Kompas.com - 11/03/2015, 09:37 WIB
Tagar #SaveHajiLulung jadi topik paling banyak dibicarakan di dunia dan di Indonesia screenshotTagar #SaveHajiLulung jadi topik paling banyak dibicarakan di dunia dan di Indonesia
|
EditorAna Shofiana Syatiri

JAKARTA, KOMPAS.com - Wakil Ketua DPRD DKI Jakarta Abraham Lunggana atau yang akrab disapa Lulung beberapa akhir belakangan ini menjadi sorotan publik, khususnya di media sosial Twitter. Aksinya berdebat dengan Gubernur DKI Jakarta Basuki Tjahaja Purnama saat rapat mediasi APBD 2015 dengan Pemprov DKI oleh Kemendagri, Kamis (5/3/2015), lalu membuat pengguna Twitter membuat tagar #SaveHajiLulung. Tagar itu pun kokoh menduduki puncak Trending Topics di Jakarta, Indonesia, bahkan di dunia. 

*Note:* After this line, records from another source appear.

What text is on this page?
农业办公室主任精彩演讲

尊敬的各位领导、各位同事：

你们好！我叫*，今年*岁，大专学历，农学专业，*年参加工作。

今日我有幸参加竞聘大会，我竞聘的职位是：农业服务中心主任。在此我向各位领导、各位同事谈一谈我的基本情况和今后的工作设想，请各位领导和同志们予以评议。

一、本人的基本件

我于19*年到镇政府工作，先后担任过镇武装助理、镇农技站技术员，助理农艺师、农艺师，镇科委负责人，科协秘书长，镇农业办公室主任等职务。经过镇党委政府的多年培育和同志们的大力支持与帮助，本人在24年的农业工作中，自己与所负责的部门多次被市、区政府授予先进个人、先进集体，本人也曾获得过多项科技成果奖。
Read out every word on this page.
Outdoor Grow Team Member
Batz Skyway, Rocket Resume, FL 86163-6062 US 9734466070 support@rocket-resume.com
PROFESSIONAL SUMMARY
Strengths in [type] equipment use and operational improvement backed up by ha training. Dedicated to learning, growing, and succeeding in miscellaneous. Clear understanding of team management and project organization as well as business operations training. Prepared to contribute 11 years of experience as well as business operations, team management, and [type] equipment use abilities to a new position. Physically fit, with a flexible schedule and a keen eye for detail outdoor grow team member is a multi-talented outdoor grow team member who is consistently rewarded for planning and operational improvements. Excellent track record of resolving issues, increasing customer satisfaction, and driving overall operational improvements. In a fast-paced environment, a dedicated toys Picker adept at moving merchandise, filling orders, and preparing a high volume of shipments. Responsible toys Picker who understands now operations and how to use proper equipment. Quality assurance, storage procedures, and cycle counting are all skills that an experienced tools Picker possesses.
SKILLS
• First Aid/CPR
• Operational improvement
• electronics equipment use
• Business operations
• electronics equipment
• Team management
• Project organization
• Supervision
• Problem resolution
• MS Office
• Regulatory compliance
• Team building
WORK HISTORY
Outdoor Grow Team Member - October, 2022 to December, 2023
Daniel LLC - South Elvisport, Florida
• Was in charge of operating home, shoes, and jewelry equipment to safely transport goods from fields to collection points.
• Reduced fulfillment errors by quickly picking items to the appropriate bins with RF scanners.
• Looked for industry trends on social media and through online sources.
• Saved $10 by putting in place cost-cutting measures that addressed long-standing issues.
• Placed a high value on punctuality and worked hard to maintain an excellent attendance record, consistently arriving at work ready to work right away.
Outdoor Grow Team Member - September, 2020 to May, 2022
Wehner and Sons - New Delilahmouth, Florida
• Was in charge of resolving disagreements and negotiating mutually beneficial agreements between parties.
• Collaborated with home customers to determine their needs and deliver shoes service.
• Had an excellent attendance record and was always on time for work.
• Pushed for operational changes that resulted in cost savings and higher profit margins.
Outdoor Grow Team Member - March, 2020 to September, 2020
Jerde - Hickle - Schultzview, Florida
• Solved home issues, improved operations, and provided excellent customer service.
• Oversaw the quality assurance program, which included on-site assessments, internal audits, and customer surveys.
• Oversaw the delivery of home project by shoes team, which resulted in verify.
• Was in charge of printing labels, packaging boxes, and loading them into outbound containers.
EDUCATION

Sempat mengaku tak paham media sosial, kini pria yang memiliki usaha jasa parkir di Tanah Abang itu mempunyai akun Twitter pribadi, yakni @halus24. Halus merupakan kepanjangan dari Haji Lulung Untuk Semua. Di kolom biografi, Lulung menuliskan kalimat, "Tegakkan Undang-undang dan Hentikan Kesewenang-wenangan."

Assalammuallaikum, Alhamdulillah skrg sy sdh memiliki akun pribadi twitter,semoga dapat saling berbagi informasi yg mencerdaskan kita semua, tulis Lulung pada 10 Maret kemarin berdasarkan pantauan di Twitter, Rabu (11/3/2015) pagi ini. 

Hari ini, ia juga telah berkicau, Ass Wr wb. Selamat pg dan salam sejahtera.

Kicauan ketiganya pun didedikasikan untuk Basuki yang saat ini tengah terkena Demam Berdarah Dengue (DBD). Saya Mendoakan pk Ahok Smg cepat Sembuh dari Sakitnya serta bs Ber aktivitas kembali, kicau Lulung.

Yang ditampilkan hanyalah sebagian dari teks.